VR for the masses

Today I went to a meetup with several VR experts from an impressive line up of companies and backgrounds. We were discussing the topic of “VR for the masses”, which I enjoyed very much at https://www.space-shack.com/

As I was the only game developer in the room, I think I brought a unique perspective to the talk as well. However at the same time this leaves a lot being desired as the time to talk was so limited. There are one or two things I would like to stress about VR and I think my blog is generic enough for the topic to be the right place.

We were talking about storytelling in games and how they manage to position the playing in the center of the story even without options to interact with the story directly and I was mentioning Half-Life as an example, when one quote came up which specifically caught my ear:

When I play a game, no matter if Half-Life or GTA V, I always skip the story to get to do the quest. – Anonymous

I was mentioning Half-Life specifically because it does not contain cutscenes at all. And we are talking about a game from 1998. The fact that it does not contain cutscenes was a revolution in story telling and helped to develop games as a culture for sure.

Unlike many other games at the time, Half-Life features no cutscenes; – Wikipedia

If you don’t have a background with game development or are critically reviewing games let me just drop the following notes for you to consider: Games are successfully implementing non-linear storytelling for over 20 years. We know how to do that. We also know how to put the the “consumer”, the “viewer”, the “player” in the center of the action or in the center of the story. We know how to talk to them directly breaking the fourth wall.

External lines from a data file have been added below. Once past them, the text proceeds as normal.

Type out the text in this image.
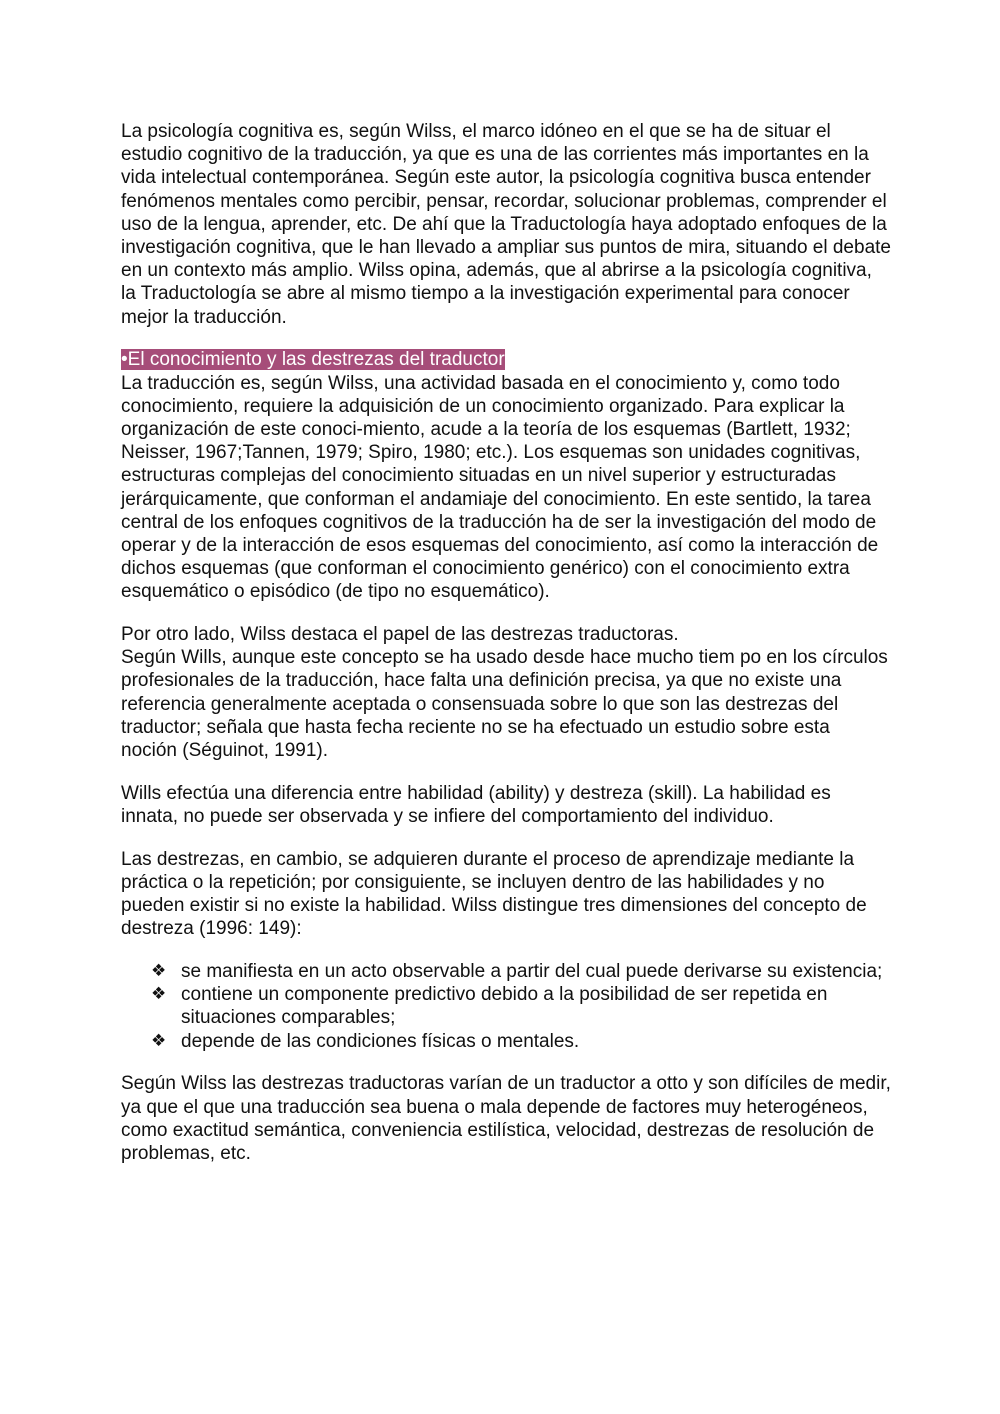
La psicología cognitiva es, según Wilss, el marco idóneo en el que se ha de situar el estudio cognitivo de la traducción, ya que es una de las corrientes más importantes en la vida intelectual contemporánea. Según este autor, la psicología cognitiva busca entender fenómenos mentales como percibir, pensar, recordar, solucionar problemas, comprender el uso de la lengua, aprender, etc. De ahí que la Traductología haya adoptado enfoques de la investigación cognitiva, que le han llevado a ampliar sus puntos de mira, situando el debate en un contexto más amplio. Wilss opina, además, que al abrirse a la psicología cognitiva, la Traductología se abre al mismo tiempo a la investigación experimental para conocer mejor la traducción.

•El conocimiento y las destrezas del traductor

La traducción es, según Wilss, una actividad basada en el conocimiento y, como todo conocimiento, requiere la adquisición de un conocimiento organizado. Para explicar la organización de este conoci-miento, acude a la teoría de los esquemas (Bartlett, 1932; Neisser, 1967;Tannen, 1979; Spiro, 1980; etc.). Los esquemas son unidades cognitivas, estructuras complejas del conocimiento situadas en un nivel superior y estructuradas jerárquicamente, que conforman el andamiaje del conocimiento. En este sentido, la tarea central de los enfoques cognitivos de la traducción ha de ser la investigación del modo de operar y de la interacción de esos esquemas del conocimiento, así como la interacción de dichos esquemas (que conforman el conocimiento genérico) con el conocimiento extra esquemático o episódico (de tipo no esquemático).

Por otro lado, Wilss destaca el papel de las destrezas traductoras.

Según Wills, aunque este concepto se ha usado desde hace mucho tiem po en los círculos profesionales de la traducción, hace falta una definición precisa, ya que no existe una referencia generalmente aceptada o consensuada sobre lo que son las destrezas del traductor; señala que hasta fecha reciente no se ha efectuado un estudio sobre esta noción (Séguinot, 1991).

Wills efectúa una diferencia entre habilidad (ability) y destreza (skill). La habilidad es innata, no puede ser observada y se infiere del comportamiento del individuo.

Las destrezas, en cambio, se adquieren durante el proceso de aprendizaje mediante la práctica o la repetición; por consiguiente, se incluyen dentro de las habilidades y no pueden existir si no existe la habilidad. Wilss distingue tres dimensiones del concepto de destreza (1996: 149):

❖ se manifiesta en un acto observable a partir del cual puede derivarse su existencia;
❖ contiene un componente predictivo debido a la posibilidad de ser repetida en situaciones comparables;
❖ depende de las condiciones físicas o mentales.

Según Wilss las destrezas traductoras varían de un traductor a otto y son difíciles de medir, ya que el que una traducción sea buena o mala depende de factores muy heterogéneos, como exactitud semántica, conveniencia estilística, velocidad, destrezas de resolución de problemas, etc.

The second thing I want to talk about is KPIs. When releasing content – no matter if it is a game, video, text or whatever – there is no rational, valid answer to the question “What if?”.

What if you had not created a 360° video but a standard video instead?

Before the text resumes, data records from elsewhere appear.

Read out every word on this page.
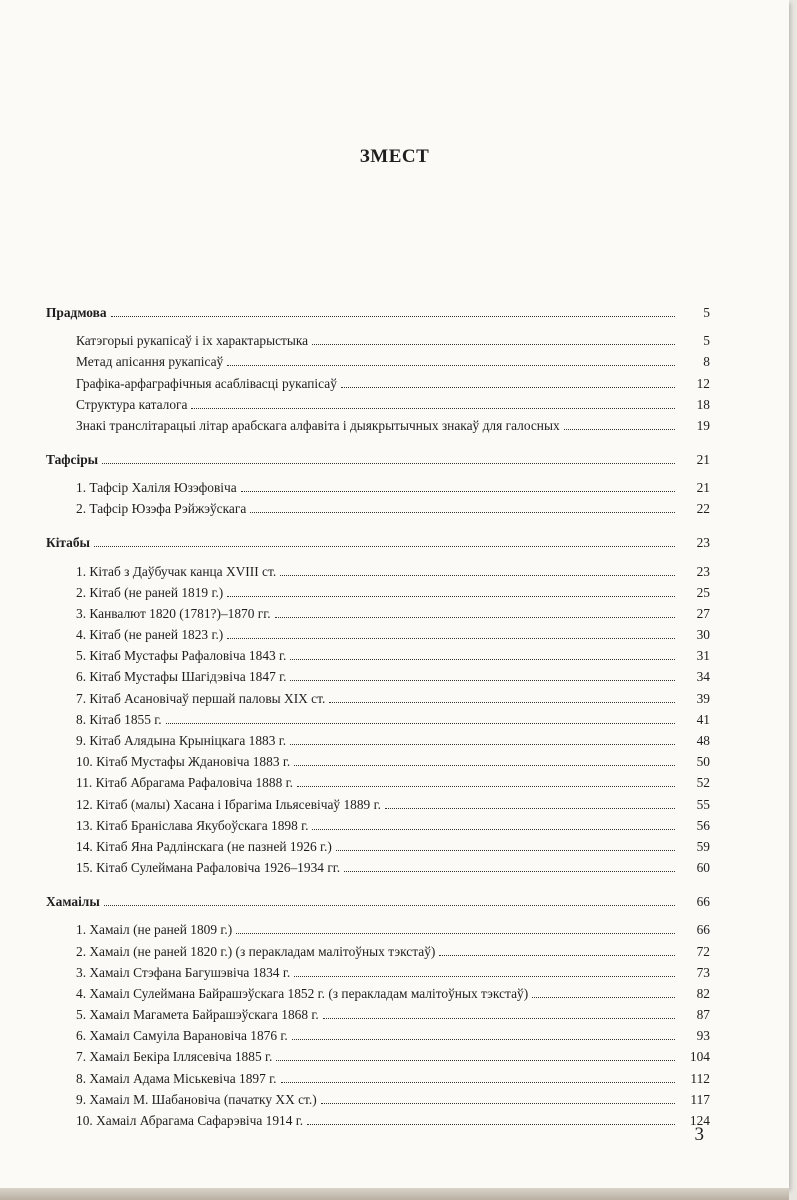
ЗМЕСТ
Прадмова	5
Катэгорыі рукапісаў і іх характарыстыка	5
Метад апісання рукапісаў	8
Графіка-арфаграфічныя асаблівасці рукапісаў	12
Структура каталога	18
Знакі транслітарацыі літар арабскага алфавіта і дыякрытычных знакаў для галосных	19
Тафсіры	21
1. Тафсір Халіля Юзэфовіча	21
2. Тафсір Юзэфа Рэйжэўскага	22
Кітабы	23
1. Кітаб з Даўбучак канца XVIII ст.	23
2. Кітаб (не раней 1819 г.)	25
3. Канвалют 1820 (1781?)–1870 гг.	27
4. Кітаб (не раней 1823 г.)	30
5. Кітаб Мустафы Рафаловіча 1843 г.	31
6. Кітаб Мустафы Шагідэвіча 1847 г.	34
7. Кітаб Асановічаў першай паловы XIX ст.	39
8. Кітаб 1855 г.	41
9. Кітаб Алядына Крыніцкага 1883 г.	48
10. Кітаб Мустафы Ждановіча 1883 г.	50
11. Кітаб Абрагама Рафаловіча 1888 г.	52
12. Кітаб (малы) Хасана і Ібрагіма Ільясевічаў 1889 г.	55
13. Кітаб Браніслава Якубоўскага 1898 г.	56
14. Кітаб Яна Радлінскага (не пазней 1926 г.)	59
15. Кітаб Сулеймана Рафаловіча 1926–1934 гг.	60
Хамаілы	66
1. Хамаіл (не раней 1809 г.)	66
2. Хамаіл (не раней 1820 г.) (з перакладам малітоўных тэкстаў)	72
3. Хамаіл Стэфана Багушэвіча 1834 г.	73
4. Хамаіл Сулеймана Байрашэўскага 1852 г. (з перакладам малітоўных тэкстаў)	82
5. Хамаіл Магамета Байрашэўскага 1868 г.	87
6. Хамаіл Самуіла Варановіча 1876 г.	93
7. Хамаіл Бекіра Ілляcевіча 1885 г.	104
8. Хамаіл Адама Міськевіча 1897 г.	112
9. Хамаіл М. Шабановіча (пачатку XX ст.)	117
10. Хамаіл Абрагама Сафарэвіча 1914 г.	124
3
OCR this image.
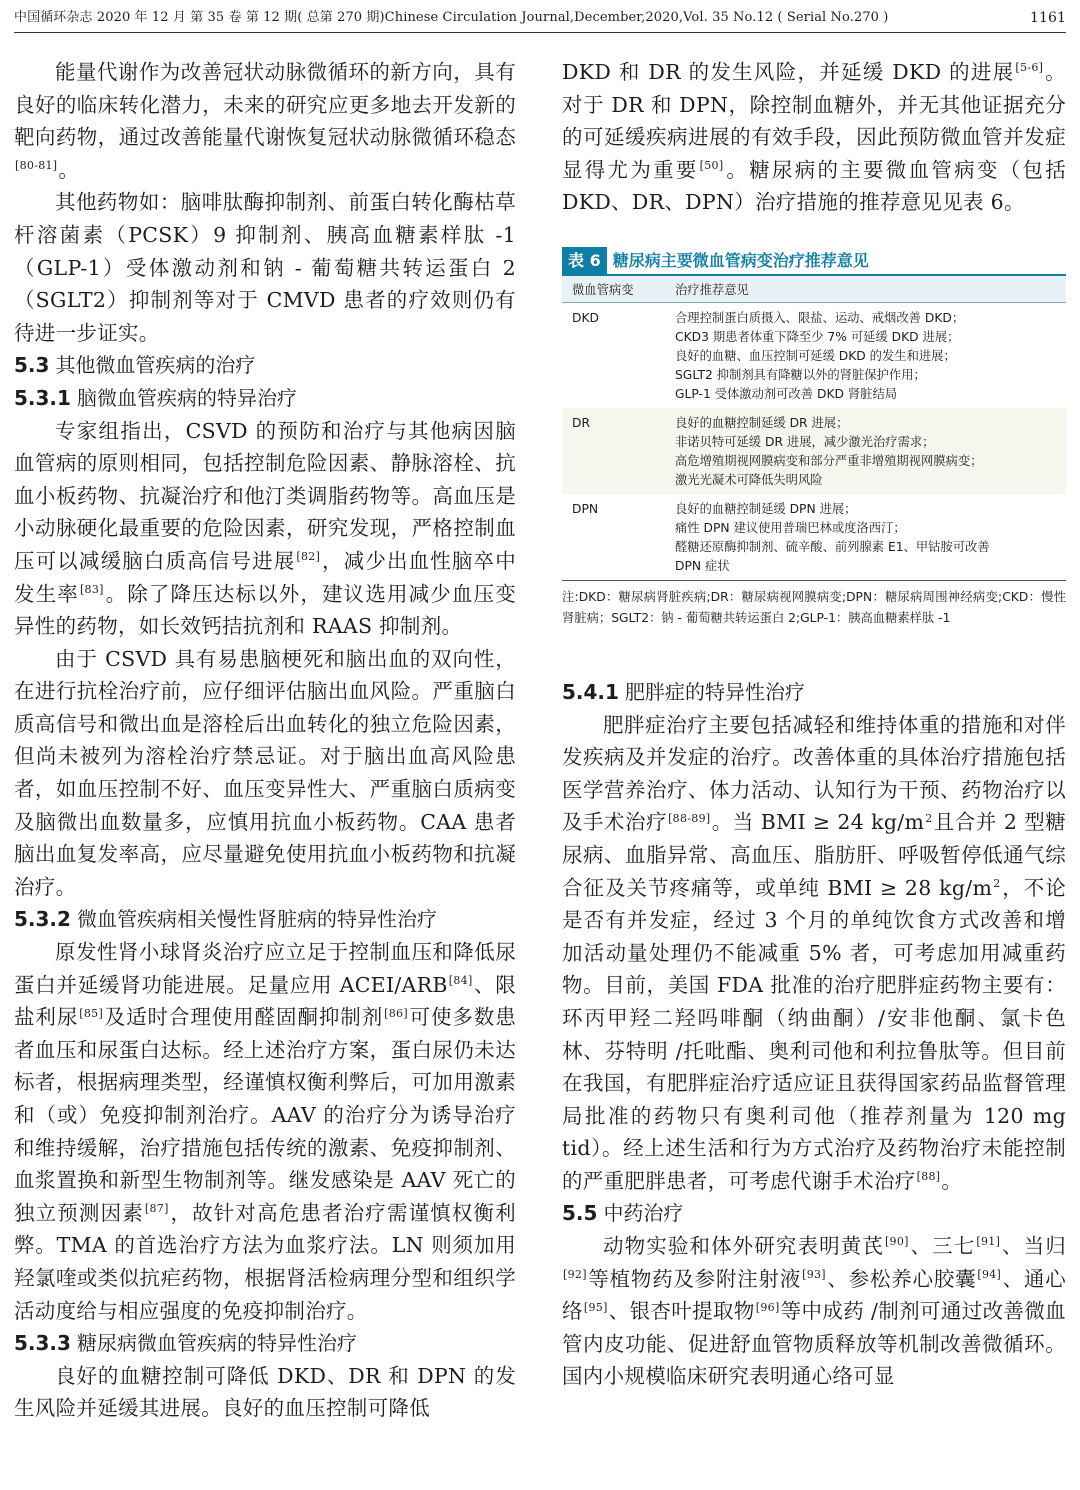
中国循环杂志 2020 年 12 月 第 35 卷 第 12 期( 总第 270 期)Chinese Circulation Journal,December,2020,Vol. 35 No.12 ( Serial No.270 )	1161

能量代谢作为改善冠状动脉微循环的新方向，具有良好的临床转化潜力，未来的研究应更多地去开发新的靶向药物，通过改善能量代谢恢复冠状动脉微循环稳态[80-81]。

其他药物如：脑啡肽酶抑制剂、前蛋白转化酶枯草杆溶菌素（PCSK）9 抑制剂、胰高血糖素样肽 -1（GLP-1）受体激动剂和钠 - 葡萄糖共转运蛋白 2（SGLT2）抑制剂等对于 CMVD 患者的疗效则仍有待进一步证实。

5.3 其他微血管疾病的治疗
5.3.1 脑微血管疾病的特异治疗

专家组指出，CSVD 的预防和治疗与其他病因脑血管病的原则相同，包括控制危险因素、静脉溶栓、抗血小板药物、抗凝治疗和他汀类调脂药物等。高血压是小动脉硬化最重要的危险因素，研究发现，严格控制血压可以减缓脑白质高信号进展[82]，减少出血性脑卒中发生率[83]。除了降压达标以外，建议选用减少血压变异性的药物，如长效钙拮抗剂和 RAAS 抑制剂。

由于 CSVD 具有易患脑梗死和脑出血的双向性，在进行抗栓治疗前，应仔细评估脑出血风险。严重脑白质高信号和微出血是溶栓后出血转化的独立危险因素，但尚未被列为溶栓治疗禁忌证。对于脑出血高风险患者，如血压控制不好、血压变异性大、严重脑白质病变及脑微出血数量多，应慎用抗血小板药物。CAA 患者脑出血复发率高，应尽量避免使用抗血小板药物和抗凝治疗。

5.3.2 微血管疾病相关慢性肾脏病的特异性治疗

原发性肾小球肾炎治疗应立足于控制血压和降低尿蛋白并延缓肾功能进展。足量应用 ACEI/ARB[84]、限盐利尿[85]及适时合理使用醛固酮抑制剂[86]可使多数患者血压和尿蛋白达标。经上述治疗方案，蛋白尿仍未达标者，根据病理类型，经谨慎权衡利弊后，可加用激素和（或）免疫抑制剂治疗。AAV 的治疗分为诱导治疗和维持缓解，治疗措施包括传统的激素、免疫抑制剂、血浆置换和新型生物制剂等。继发感染是 AAV 死亡的独立预测因素[87]，故针对高危患者治疗需谨慎权衡利弊。TMA 的首选治疗方法为血浆疗法。LN 则须加用羟氯喹或类似抗疟药物，根据肾活检病理分型和组织学活动度给与相应强度的免疫抑制治疗。

5.3.3 糖尿病微血管疾病的特异性治疗

良好的血糖控制可降低 DKD、DR 和 DPN 的发生风险并延缓其进展。良好的血压控制可降低

DKD 和 DR 的发生风险，并延缓 DKD 的进展[5-6]。对于 DR 和 DPN，除控制血糖外，并无其他证据充分的可延缓疾病进展的有效手段，因此预防微血管并发症显得尤为重要[50]。糖尿病的主要微血管病变（包括 DKD、DR、DPN）治疗措施的推荐意见见表 6。

表 6 糖尿病主要微血管病变治疗推荐意见
微血管病变	治疗推荐意见
DKD	合理控制蛋白质摄入、限盐、运动、戒烟改善 DKD；
CKD3 期患者体重下降至少 7% 可延缓 DKD 进展；
良好的血糖、血压控制可延缓 DKD 的发生和进展；
SGLT2 抑制剂具有降糖以外的肾脏保护作用；
GLP-1 受体激动剂可改善 DKD 肾脏结局

DR	良好的血糖控制延缓 DR 进展；
非诺贝特可延缓 DR 进展，减少激光治疗需求；
高危增殖期视网膜病变和部分严重非增殖期视网膜病变；
激光光凝术可降低失明风险

DPN	良好的血糖控制延缓 DPN 进展；
痛性 DPN 建议使用普瑞巴林或度洛西汀；
醛糖还原酶抑制剂、硫辛酸、前列腺素 E1、甲钴胺可改善
DPN 症状
注:DKD：糖尿病肾脏疾病;DR：糖尿病视网膜病变;DPN：糖尿病周围神经病变;CKD：慢性肾脏病；SGLT2：钠 - 葡萄糖共转运蛋白 2;GLP-1：胰高血糖素样肽 -1
5.4.1 肥胖症的特异性治疗

肥胖症治疗主要包括减轻和维持体重的措施和对伴发疾病及并发症的治疗。改善体重的具体治疗措施包括医学营养治疗、体力活动、认知行为干预、药物治疗以及手术治疗[88-89]。当 BMI ≥ 24 $kg/m^2$且合并 2 型糖尿病、血脂异常、高血压、脂肪肝、呼吸暂停低通气综合征及关节疼痛等，或单纯 BMI ≥ 28 $kg/m^2$，不论是否有并发症，经过 3 个月的单纯饮食方式改善和增加活动量处理仍不能减重 5% 者，可考虑加用减重药物。目前，美国 FDA 批准的治疗肥胖症药物主要有：环丙甲羟二羟吗啡酮（纳曲酮）/安非他酮、氯卡色林、芬特明 /托吡酯、奥利司他和利拉鲁肽等。但目前在我国，有肥胖症治疗适应证且获得国家药品监督管理局批准的药物只有奥利司他（推荐剂量为 120 mg tid）。经上述生活和行为方式治疗及药物治疗未能控制的严重肥胖患者，可考虑代谢手术治疗[88]。

5.5 中药治疗

动物实验和体外研究表明黄芪[90]、三七[91]、当归[92]等植物药及参附注射液[93]、参松养心胶囊[94]、通心络[95]、银杏叶提取物[96]等中成药 /制剂可通过改善微血管内皮功能、促进舒血管物质释放等机制改善微循环。国内小规模临床研究表明通心络可显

Nobody can possibly know how well a standard video compared to a 360° video does. To scientifically compare them, you would need proper A-B Testing throughout all your audiences and throughout a huge audience to get a good sample!

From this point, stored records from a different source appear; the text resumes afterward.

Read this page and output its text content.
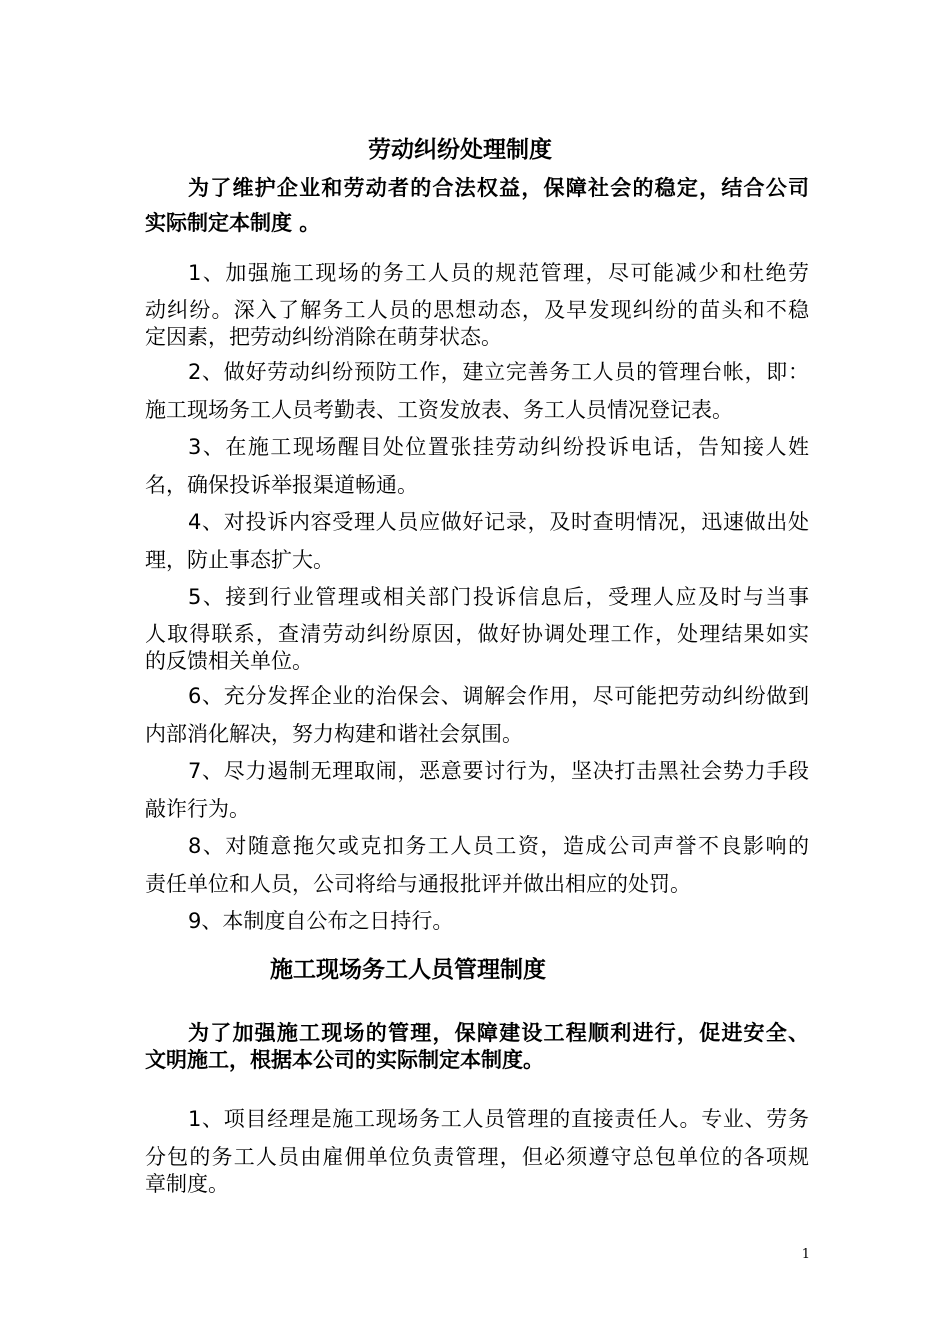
劳动纠纷处理制度
为了维护企业和劳动者的合法权益，保障社会的稳定，结合公司
实际制定本制度 。
1、加强施工现场的务工人员的规范管理，尽可能减少和杜绝劳
动纠纷。深入了解务工人员的思想动态，及早发现纠纷的苗头和不稳
定因素，把劳动纠纷消除在萌芽状态。
2、做好劳动纠纷预防工作，建立完善务工人员的管理台帐，即：
施工现场务工人员考勤表、工资发放表、务工人员情况登记表。
3、在施工现场醒目处位置张挂劳动纠纷投诉电话，告知接人姓
名，确保投诉举报渠道畅通。
4、对投诉内容受理人员应做好记录，及时查明情况，迅速做出处
理，防止事态扩大。
5、接到行业管理或相关部门投诉信息后，受理人应及时与当事
人取得联系，查清劳动纠纷原因，做好协调处理工作，处理结果如实
的反馈相关单位。
6、充分发挥企业的治保会、调解会作用，尽可能把劳动纠纷做到
内部消化解决，努力构建和谐社会氛围。
7、尽力遏制无理取闹，恶意要讨行为，坚决打击黑社会势力手段
敲诈行为。
8、对随意拖欠或克扣务工人员工资，造成公司声誉不良影响的
责任单位和人员，公司将给与通报批评并做出相应的处罚。
9、本制度自公布之日持行。
施工现场务工人员管理制度
为了加强施工现场的管理，保障建设工程顺利进行，促进安全、
文明施工，根据本公司的实际制定本制度。
1、项目经理是施工现场务工人员管理的直接责任人。专业、劳务
分包的务工人员由雇佣单位负责管理，但必须遵守总包单位的各项规
章制度。
1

The amount of different factors to take into account in regards to successfully releasing content is overwhelming. I think, however this one stands out:

It is a bit like comparing how well a novel did compared to a comic book. Both videos are assembled by moving pictures, sure. But you would create the content according to the medium through which it is received. So naturally your 360° video will be different. Less jittered camera to almost no movement at all. No fastpaced cuts. Audio is special too and camera position is usually at human height. This results in completely different videos.

I honestly think the discussion was fruitious, but to everybody in VR:

Please take a look at the games industry!